Jan Willem Frans Brandts Buys (Zutphen, 12 September 1868 – Salzburg, 7 December 1933) was a Dutch-Austrian composer who came from a long line of Dutch organists and composers of protestant church music.

His father was an organ player in the town of Zutphen in the Netherlands, where Jan was born. He studied at the Raff Conservatory in Frankfurt and in 1892 settled in Vienna, where he got to know Johannes Brahms, who, along with Edvard Grieg, praised his early works. His piano concerto won an important international prize and such famous artists as Lilli Lehmann often included his songs on the same program with those of Franz Schubert.

==Work==
Brandts Buys' oeuvre comprises piano pieces, organ pieces, chamber music, orchestral music, songs, pieces for choir and cantatas, operas and many arrangements - such as piano arrangements of all the symphonies of Schubert and Beethoven).
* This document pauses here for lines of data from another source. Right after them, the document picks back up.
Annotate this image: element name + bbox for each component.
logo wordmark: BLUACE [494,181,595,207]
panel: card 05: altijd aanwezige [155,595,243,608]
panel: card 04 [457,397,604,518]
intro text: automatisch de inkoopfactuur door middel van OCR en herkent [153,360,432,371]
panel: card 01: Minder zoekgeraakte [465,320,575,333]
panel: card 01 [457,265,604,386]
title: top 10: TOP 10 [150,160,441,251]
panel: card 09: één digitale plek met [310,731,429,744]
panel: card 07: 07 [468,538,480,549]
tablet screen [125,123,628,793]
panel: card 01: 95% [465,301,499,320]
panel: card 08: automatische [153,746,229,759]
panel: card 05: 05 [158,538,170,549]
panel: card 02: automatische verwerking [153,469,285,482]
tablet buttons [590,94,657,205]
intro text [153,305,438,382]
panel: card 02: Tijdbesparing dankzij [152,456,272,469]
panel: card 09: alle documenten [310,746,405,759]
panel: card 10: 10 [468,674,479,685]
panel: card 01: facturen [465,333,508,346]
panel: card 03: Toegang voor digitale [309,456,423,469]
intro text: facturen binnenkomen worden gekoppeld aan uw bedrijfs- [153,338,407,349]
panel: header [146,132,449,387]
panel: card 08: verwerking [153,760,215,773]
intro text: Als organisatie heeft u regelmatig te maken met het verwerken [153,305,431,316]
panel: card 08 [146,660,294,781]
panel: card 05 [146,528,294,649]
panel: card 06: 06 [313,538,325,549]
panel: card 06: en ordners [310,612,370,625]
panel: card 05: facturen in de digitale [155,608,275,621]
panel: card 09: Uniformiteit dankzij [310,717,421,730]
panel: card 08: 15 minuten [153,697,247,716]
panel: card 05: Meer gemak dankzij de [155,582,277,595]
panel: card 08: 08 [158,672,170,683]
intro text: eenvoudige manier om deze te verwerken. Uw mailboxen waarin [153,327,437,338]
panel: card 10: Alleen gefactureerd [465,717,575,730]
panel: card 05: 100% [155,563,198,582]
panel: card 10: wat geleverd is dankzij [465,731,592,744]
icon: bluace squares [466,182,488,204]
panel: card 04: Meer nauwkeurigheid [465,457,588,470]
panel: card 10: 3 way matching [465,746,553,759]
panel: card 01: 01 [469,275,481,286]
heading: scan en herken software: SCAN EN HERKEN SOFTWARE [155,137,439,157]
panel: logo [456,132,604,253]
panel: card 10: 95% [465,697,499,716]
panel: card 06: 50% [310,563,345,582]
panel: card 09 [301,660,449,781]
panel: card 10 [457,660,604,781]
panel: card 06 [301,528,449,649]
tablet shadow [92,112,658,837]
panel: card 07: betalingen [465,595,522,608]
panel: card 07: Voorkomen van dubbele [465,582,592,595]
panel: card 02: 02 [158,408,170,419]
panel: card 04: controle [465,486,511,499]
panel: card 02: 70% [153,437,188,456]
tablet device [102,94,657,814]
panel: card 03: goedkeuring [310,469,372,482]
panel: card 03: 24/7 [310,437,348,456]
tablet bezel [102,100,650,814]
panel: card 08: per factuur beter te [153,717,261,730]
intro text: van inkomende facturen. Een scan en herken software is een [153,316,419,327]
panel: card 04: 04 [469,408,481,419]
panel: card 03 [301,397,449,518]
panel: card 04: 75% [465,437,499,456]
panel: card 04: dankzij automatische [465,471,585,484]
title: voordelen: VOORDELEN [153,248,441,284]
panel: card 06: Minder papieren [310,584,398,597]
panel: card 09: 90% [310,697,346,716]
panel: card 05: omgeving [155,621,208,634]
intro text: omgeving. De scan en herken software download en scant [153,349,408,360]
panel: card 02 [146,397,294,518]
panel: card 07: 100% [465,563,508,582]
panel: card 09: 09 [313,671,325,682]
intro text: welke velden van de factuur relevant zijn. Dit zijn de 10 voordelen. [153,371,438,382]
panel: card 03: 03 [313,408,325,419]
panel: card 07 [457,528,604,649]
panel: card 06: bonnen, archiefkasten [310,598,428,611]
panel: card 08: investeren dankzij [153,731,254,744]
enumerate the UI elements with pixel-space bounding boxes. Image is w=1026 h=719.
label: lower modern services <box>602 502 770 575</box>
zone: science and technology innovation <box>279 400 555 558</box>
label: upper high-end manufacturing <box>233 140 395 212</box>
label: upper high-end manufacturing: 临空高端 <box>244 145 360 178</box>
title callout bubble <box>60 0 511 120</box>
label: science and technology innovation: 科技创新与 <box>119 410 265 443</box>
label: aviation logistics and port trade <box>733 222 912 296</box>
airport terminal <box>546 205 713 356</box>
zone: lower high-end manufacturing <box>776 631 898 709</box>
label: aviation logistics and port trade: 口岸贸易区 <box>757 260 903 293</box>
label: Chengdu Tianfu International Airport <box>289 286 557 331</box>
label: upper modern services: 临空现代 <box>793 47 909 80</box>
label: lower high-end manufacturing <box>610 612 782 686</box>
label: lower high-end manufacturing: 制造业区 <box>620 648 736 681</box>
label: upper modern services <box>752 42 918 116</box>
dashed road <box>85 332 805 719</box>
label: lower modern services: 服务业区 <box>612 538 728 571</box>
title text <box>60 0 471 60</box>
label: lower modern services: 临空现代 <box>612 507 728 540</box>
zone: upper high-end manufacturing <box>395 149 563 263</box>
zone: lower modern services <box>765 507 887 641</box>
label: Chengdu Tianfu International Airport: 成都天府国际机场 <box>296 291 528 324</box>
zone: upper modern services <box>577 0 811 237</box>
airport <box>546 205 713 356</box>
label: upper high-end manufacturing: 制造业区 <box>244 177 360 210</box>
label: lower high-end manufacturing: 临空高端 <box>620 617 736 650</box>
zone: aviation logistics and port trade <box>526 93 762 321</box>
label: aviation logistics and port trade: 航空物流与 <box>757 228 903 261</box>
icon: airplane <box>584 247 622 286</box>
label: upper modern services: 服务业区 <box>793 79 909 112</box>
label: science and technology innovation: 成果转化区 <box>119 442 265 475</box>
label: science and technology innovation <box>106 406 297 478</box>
However, his reputation today mainly rests on his comic operas and operettas, such as The Tailors of Schönau [1916] and The Man in the Moon [1922], which gained considerable international acclaim. These two operas, along with Glockenspiel [1913] and Der Eroberer [1918] were first performed at the Dresden Hofoper, with casts that included the young Richard Tauber. Of the ten chamber music works he wrote, only the Romantische Serenade (Romantic Serenade), composed in 1905, was performed with any regularity before disappearing shortly after his death. In the United States, it figured in the first New York program given by the Zoellner Quartet after returning from its formative years in Europe, at which time the work had been heard in that city only once before. The quartet continued to program the serenade as late as 1919.